Well, I’m 99.9% convinced that the problem I’ve been experiencing is some type of imballance condition. The problem now is trying to establish the exact cause. Unfortunately, the mechanics in my area aren’t particuarly keen on troubleshooting. The dealer from which I initially purchased the car was next to useless when it came to diagnosing the problem as they immediately said that they couldn’t verify the problem even though I told them EXACTLY what to do in order to get the vibration to occur. Since the roads are often conjested during rushour and highway access at that particular dealer is somewhat limited, it turned out to be a big waste of time. The only good thing I got out of it was a free car wash. Ironically, not long after going to the stealership, I received a “last chance” offer for an extended warrantee. (I currently have 79k miles on the odometer). Man, what a rip! Apparently, that dealership charges $98 USD for an hour’s worth of “diagnosis” for cars not covered under warrantee. I was able to avoid the charge but I should’ve flamed them on their evaluation. Anyways, I have to find a good shop with the correct equipment that’s also willing to evaluate the problem. It’s either another bent or damaged rim, or something wrong with the tire. In the meanwhile I’ll dismount the wheel and check the condition of the hub mounts and flanges. Maybe something will show up there. Also, I’ll check the local shops for a ‘roadforce ballance’ machine (per JTso’s reply). I’ll keep everyone informed. - Great forum all. Thanks!
Problem Fixed:
As it turns out, the vibration was due to a bad axle joint on the passenger side. The cost: $744 not including tax - as the car is no longer under warrantee. Per the quote on my envoice: "Vibration at 60mph under load. Only when you acell at 60mph - Excessive play in right side inner axel joint. Replaced right side axle assembly to correct condition. Road test ok." There’s a bit of mixed emotion on my part; the car now drives great - just like new, but the fix cost me a lot - which kills my plan to getting the Hondata ECU re-flash in time for spring. Hopefully, I’ll be able to save enough to get it done by early fall. Oh well…

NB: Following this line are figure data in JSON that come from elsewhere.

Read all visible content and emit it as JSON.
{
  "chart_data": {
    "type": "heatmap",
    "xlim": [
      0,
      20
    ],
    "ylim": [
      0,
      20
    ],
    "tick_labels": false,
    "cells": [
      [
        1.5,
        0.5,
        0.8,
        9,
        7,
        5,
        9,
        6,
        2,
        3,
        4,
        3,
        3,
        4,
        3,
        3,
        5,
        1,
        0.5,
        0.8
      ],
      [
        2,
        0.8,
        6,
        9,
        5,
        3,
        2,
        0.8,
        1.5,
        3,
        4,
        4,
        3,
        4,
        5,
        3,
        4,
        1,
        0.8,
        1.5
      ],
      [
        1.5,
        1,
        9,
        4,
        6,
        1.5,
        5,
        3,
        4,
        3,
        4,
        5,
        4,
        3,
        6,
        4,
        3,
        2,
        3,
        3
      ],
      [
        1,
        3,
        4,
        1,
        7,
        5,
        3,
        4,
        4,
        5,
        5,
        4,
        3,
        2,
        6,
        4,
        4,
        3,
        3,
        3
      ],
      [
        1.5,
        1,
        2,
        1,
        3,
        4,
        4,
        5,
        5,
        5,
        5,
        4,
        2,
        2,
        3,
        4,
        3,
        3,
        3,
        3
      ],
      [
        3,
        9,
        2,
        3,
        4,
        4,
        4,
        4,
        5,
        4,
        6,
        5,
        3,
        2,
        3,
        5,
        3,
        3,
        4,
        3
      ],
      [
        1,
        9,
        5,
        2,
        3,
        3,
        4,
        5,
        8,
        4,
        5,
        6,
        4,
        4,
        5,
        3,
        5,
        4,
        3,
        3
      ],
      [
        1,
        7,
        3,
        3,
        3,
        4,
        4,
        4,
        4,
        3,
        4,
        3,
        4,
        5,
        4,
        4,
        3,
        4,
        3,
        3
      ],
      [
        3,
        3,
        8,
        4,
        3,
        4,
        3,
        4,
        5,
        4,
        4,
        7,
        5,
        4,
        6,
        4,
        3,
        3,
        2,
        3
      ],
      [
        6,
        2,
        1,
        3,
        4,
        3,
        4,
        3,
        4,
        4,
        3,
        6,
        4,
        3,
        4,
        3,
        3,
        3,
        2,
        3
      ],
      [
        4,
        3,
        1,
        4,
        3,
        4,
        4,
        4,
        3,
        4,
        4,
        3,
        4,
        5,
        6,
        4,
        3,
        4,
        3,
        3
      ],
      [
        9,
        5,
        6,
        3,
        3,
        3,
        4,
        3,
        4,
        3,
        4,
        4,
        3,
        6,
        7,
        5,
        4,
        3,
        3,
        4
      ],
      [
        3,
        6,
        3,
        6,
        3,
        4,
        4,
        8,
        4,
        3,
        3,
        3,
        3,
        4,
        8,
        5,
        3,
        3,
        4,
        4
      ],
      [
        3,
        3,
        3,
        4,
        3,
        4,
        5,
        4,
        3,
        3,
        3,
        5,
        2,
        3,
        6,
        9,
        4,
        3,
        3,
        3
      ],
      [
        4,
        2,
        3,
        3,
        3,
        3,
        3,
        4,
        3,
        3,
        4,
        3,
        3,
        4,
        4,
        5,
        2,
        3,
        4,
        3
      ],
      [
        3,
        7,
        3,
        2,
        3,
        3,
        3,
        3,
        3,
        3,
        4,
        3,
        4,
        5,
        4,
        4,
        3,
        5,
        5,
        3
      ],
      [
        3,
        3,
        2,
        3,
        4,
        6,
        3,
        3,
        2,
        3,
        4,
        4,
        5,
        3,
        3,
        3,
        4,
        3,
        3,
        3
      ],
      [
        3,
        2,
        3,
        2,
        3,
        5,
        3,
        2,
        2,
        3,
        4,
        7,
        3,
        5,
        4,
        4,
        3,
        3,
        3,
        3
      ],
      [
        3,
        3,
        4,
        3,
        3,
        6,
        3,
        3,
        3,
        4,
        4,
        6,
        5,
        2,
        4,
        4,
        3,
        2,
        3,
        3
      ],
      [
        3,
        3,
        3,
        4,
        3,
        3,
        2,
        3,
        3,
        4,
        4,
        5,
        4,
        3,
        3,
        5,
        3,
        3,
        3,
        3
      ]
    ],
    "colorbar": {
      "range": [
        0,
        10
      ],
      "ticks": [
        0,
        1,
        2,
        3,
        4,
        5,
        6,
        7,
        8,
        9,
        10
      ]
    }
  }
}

As it turns out, the vibration was due to a bad axle joint on the passenger side. The cost: $744 not including tax - as the car is no longer under warrantee. Per the quote on my envoice: "Vibration at 60mph under load. Only when you acell at 60mph - Excessive play in right side inner axel joint. Replaced right side axle assembly to correct condition. Road test ok." There’s a bit of mixed emotion on my part; the car now drives great - just like new, but the fix cost me a lot - which kills my plan to getting the Hondata ECU re-flash in time for spring. Hopefully, I’ll be able to save enough to get it done by early fall. Oh well…

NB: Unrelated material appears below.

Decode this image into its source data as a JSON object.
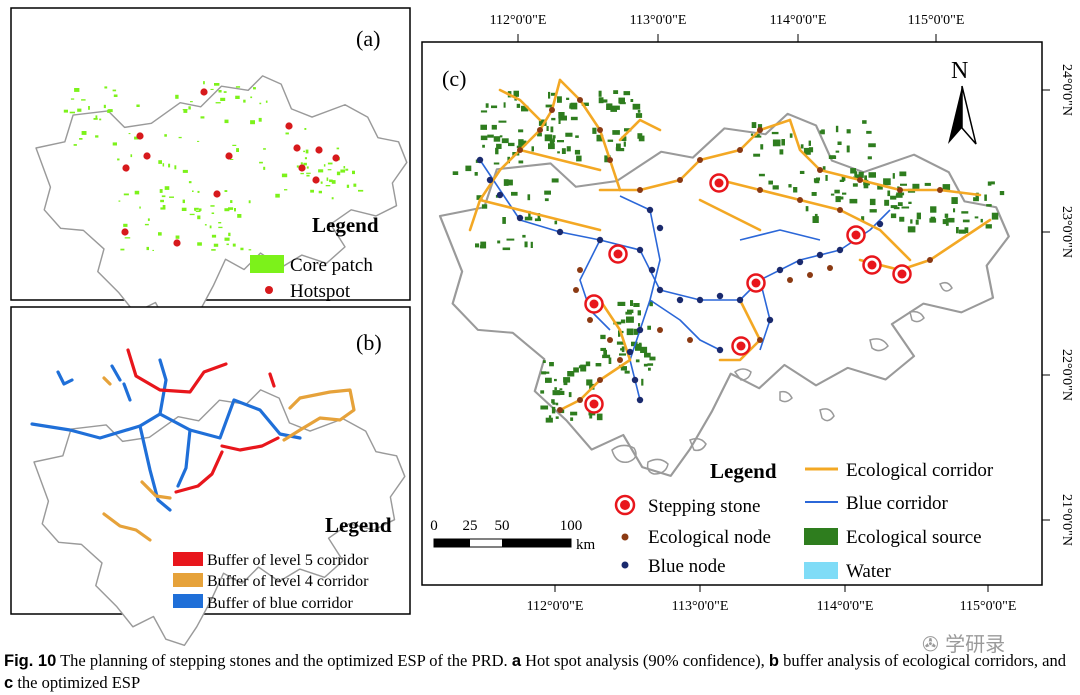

sweet, I'm still waiting for my passenger side axle to arrive in the mail from driveshaft.com. The total came to 168 shipped for that one side complete. A big thanks to JTso for sending me that direction for aftermarket parts. 168 compared to 590 from the dealership was a big difference.

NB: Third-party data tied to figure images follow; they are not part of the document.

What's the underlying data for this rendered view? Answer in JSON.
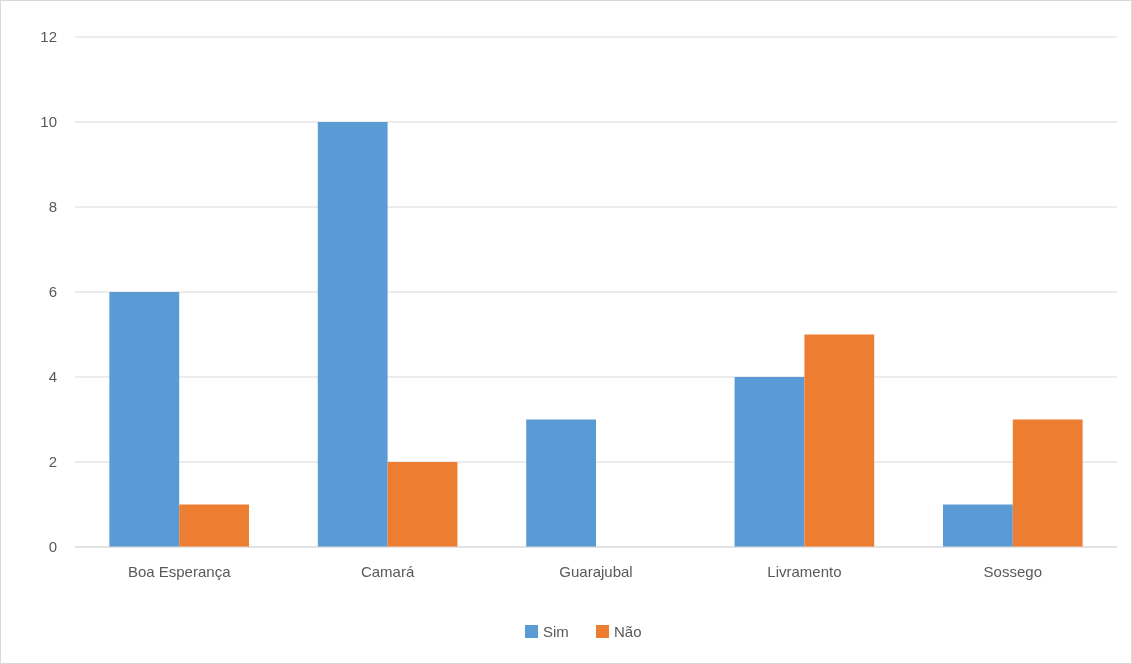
{
  "chart_data": {
    "type": "bar",
    "categories": [
      "Boa Esperança",
      "Camará",
      "Guarajubal",
      "Livramento",
      "Sossego"
    ],
    "series": [
      {
        "name": "Sim",
        "color": "#5b9bd5",
        "values": [
          6,
          10,
          3,
          4,
          1
        ]
      },
      {
        "name": "Não",
        "color": "#ed7d31",
        "values": [
          1,
          2,
          0,
          5,
          3
        ]
      }
    ],
    "ylim": [
      0,
      12
    ],
    "yticks": [
      0,
      2,
      4,
      6,
      8,
      10,
      12
    ],
    "grid": "y",
    "legend": "bottom"
  }
}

I'm taking it to some small shop to have them drop it in for a grand total of 243 out the door. I really let that passenger side go on my car, so im glad im replacing the whole axle.
I'm taking it to some small shop to have them drop it in for a grand total of 243 out the door. I really let that passenger side go on my car, so im glad im replacing the whole axle.
Price of OEM replacement axle: $597.10.
Price of replacement axle from driveshaft.com: $168.
Good repair advice: priceless.
Good luck on the fix! Sheeze, I should have checked the spelling on that last post - too many bills, too many brews... Peace all.
Price of replacement axle from driveshaft.com: $168.
Good repair advice: priceless.
Good luck on the fix! Sheeze, I should have checked the spelling on that last post - too many bills, too many brews... Peace all.